The picture on the left is my original drawing, and one I used for writing several comic strips even though something about it kept bugging me. One day it finally hit me that I had completely forgotten to put a few streaks on the glass. It is such a minor thing that I had just forgotten to do it, but something in my brain kept nagging at me that the picture was wrong.
Those three lines are the only difference between the two illustrations, and yet it is like night and day in terms of what I wanted to show in the design. I immediately went back and corrected all the strips I had written after making this change.
Above is a simple Santa Claus hat for some upcoming Christmas-themed stories. This time the difference between the two illustrations is only two simple lines that form a sort of V-shape near the bend of the hat. Clearly the illustration on the right looks much more like a hat that is folding over itself and toward the viewer than does the one on the left.

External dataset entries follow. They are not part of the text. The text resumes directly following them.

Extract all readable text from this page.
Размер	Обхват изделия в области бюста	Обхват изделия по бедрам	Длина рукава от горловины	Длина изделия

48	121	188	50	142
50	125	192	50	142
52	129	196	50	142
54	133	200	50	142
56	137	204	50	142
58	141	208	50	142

These are Christmas lights for another upcoming story. The difference here is the simple teardrop on the illustration to the right. While there’s nothing really wrong with the illustration on the left, and in context you have no trouble seeing it as holiday lighting… the illustration to the right again does a better job of being a light bulb by insinuating the glare on the surface of the glass.
So, three examples of relatively simple illustrations that are viewed completely differently in the absence of just a line or two. It’s a constant struggle to be able to put the pen down and call something complete, and this is why. The Devil in the Details is sometimes a single line and you feel like if you look at it long enough you will find that one perfect line that makes the entire illustration complete.